There are several structure–activity relationships that give Calanolide A its desired anti-HIV activity. A very specific stereochemistry and optical rotation is required for its anti-HIV activity. Besides, racemic mixture of Calanolide A with its enantiomer (±)-12-oxocalanolide A is more active than Calanolide A alone. A C-12 heteroatom is also needed for the activity while medication of C-4 can affect its anti-HIV properties. Hydrogenation of C-7 and C-8 has little effect on its activity. In 2017, F18, a structural analog of Calanolide A could have more potent anti-HIV activity than original molecule.

==Biosynthesis==
The biosynthesis of Calanolide A in plants is not completely understood. The Calanolide A is synthesised from a precursor molecule L-phenylalanine. The precursor molecule then is converted into umbelliferone. After that, the umbelliferone molecule go through two pathways: either being converted into 5,7-dihydroxycoumarin or osthenol before being converted into dipetalolactone (a pyranocoumarin). Dipetalolactone is then converted into 3-propyl-intermediate. Through Wagner–Meerwein rearrangement reaction, the propyl intermediate is converted into Calanolide A, B, or C with the help of p450 monooxygenase enzyme.

==Pharmacodynamics==
The drug has half-life of 20 hours. The drug is metabolised by cytochrome P450 CYP3A.

==Mechanism of action==
Calanolide A is unique among non-nucleoside reverse transcriptase inhibitor (NNRTIs) in that it can bind to two distinct sites on HIV reverse transcriptase enzyme. It may either bind to one or another site in the reverse transcriptase, but not both sites at the same time.

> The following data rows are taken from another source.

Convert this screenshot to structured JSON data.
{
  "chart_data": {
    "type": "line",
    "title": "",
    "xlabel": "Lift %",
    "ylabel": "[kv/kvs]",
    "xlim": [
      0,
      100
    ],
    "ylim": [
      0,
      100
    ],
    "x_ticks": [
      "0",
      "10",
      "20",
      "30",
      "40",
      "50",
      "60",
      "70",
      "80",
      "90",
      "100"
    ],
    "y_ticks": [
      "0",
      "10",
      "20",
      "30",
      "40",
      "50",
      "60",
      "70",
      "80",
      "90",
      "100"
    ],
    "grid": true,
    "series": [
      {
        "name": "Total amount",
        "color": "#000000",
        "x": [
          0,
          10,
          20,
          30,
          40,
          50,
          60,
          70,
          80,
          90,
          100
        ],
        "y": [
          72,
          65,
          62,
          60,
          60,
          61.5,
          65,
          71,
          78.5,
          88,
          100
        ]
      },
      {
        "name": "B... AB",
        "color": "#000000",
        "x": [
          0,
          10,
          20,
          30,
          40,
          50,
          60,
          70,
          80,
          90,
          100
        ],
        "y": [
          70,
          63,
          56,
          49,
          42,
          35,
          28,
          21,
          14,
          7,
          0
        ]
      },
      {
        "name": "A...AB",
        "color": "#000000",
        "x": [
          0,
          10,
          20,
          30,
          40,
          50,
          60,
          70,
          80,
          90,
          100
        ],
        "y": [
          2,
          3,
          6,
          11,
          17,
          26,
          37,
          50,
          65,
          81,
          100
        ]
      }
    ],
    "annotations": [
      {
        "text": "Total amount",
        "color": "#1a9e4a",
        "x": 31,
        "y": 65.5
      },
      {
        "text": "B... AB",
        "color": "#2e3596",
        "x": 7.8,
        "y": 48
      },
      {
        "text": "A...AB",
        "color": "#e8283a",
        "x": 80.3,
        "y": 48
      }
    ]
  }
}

The two sites are active site (binding site for 1-ethoxymethyl-5-ethyl-6-phenylthio-2-thiouracil) and Foscarnet (also known as phosphonoformic acid) binding site of the reverse transcriptase enzyme. The drug also acts synergistically with nevirapine in inhibiting HIV-1 virus. Besides, Calanolide A is also a partially competitive inhibitor of dNTP (deoxyribonucleotide triphosphate) binding site of the enzyme. However, mutated T139I reverse transcriptase is resistant to Calanolide A action.

==Therapeutic potential==
Calanolide A is active against HIV-1 virus but ineffective against HIV-2. It is also active against resistant strains of HIV such as eAZT-resistant G-9106 strain of HIV-1 and pyridinone-resistant A17 strain. It is also active against NNRTI-related mutations of K103N and Y181C. Calanolide A, Costatolide, and dihydrocostatolide can be used together with azidothymidine (AZT), indinavir, nelfinavir, and saquinavir for enhanced activity against the HIV-1 virus.

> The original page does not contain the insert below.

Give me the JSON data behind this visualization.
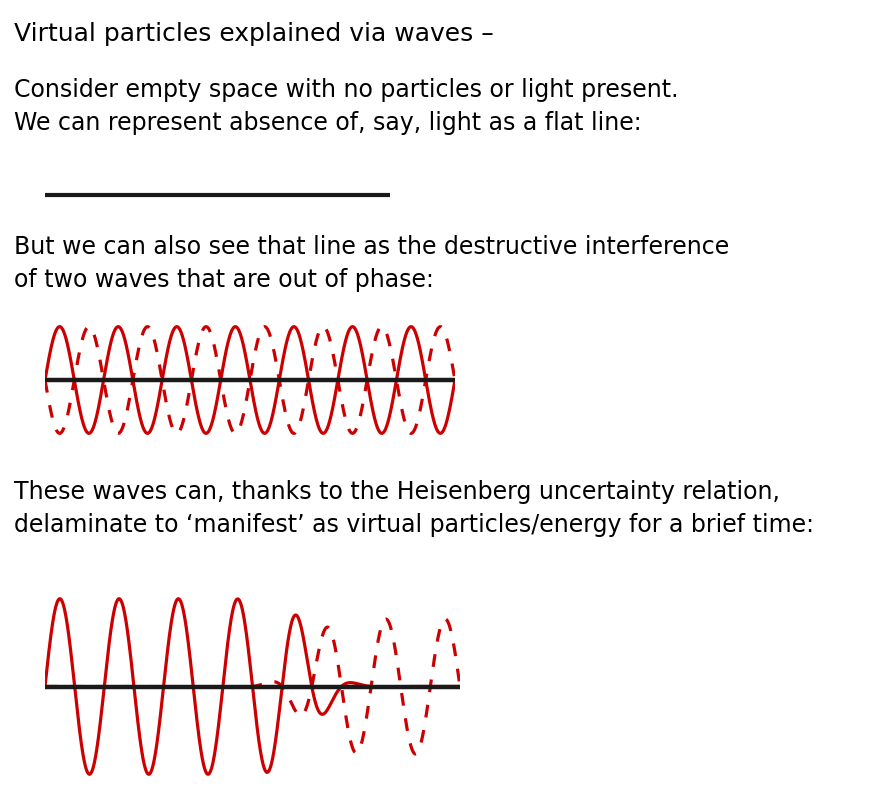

Although initially, Calanolide A did not show any activity against cancer cell lines in the 1980s, later experimentation in 2003 showed antiproliferative and antitumor-promoting property through inhibition of TPA-induced EBV-EA activation in Raji cell lines. TPA (12-O-Tetradecanoylphorbol-13-acetate) is a tumour promoter used in biomedical research. EBV-EA is Epstein–Barr virus early antigen.

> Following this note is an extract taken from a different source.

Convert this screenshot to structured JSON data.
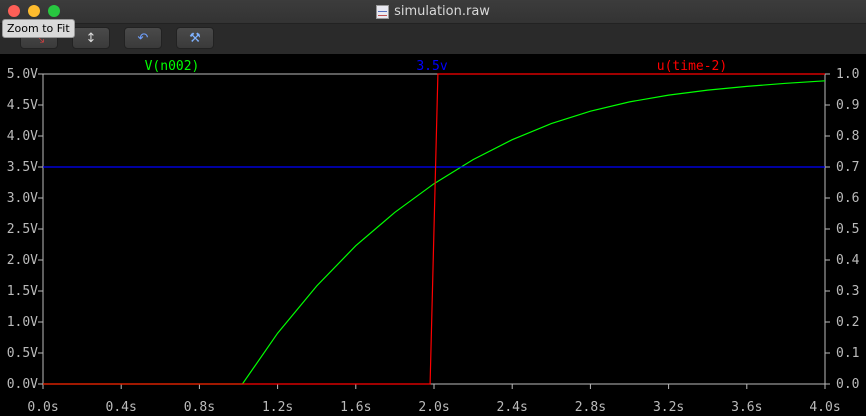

In 2003, the Calanolide A compound was found to have anti-tuberculosis activity. It is active against both drug-susceptible and drug resistant strains of mycobacteria such as H37Ra and H37Rv strains. The antitubercular activities of Calanolide A is comparable to isoniazid and is active against rifampicin and streptomycin resistant M. tuberculosis strains.

==Side effects==
Calanolide A has a relatively good safety profile. A Phase I clinical trial done in 2001 on 47 healthy subjects showed that the side effects were taste alteration, headache, belching, and nausea.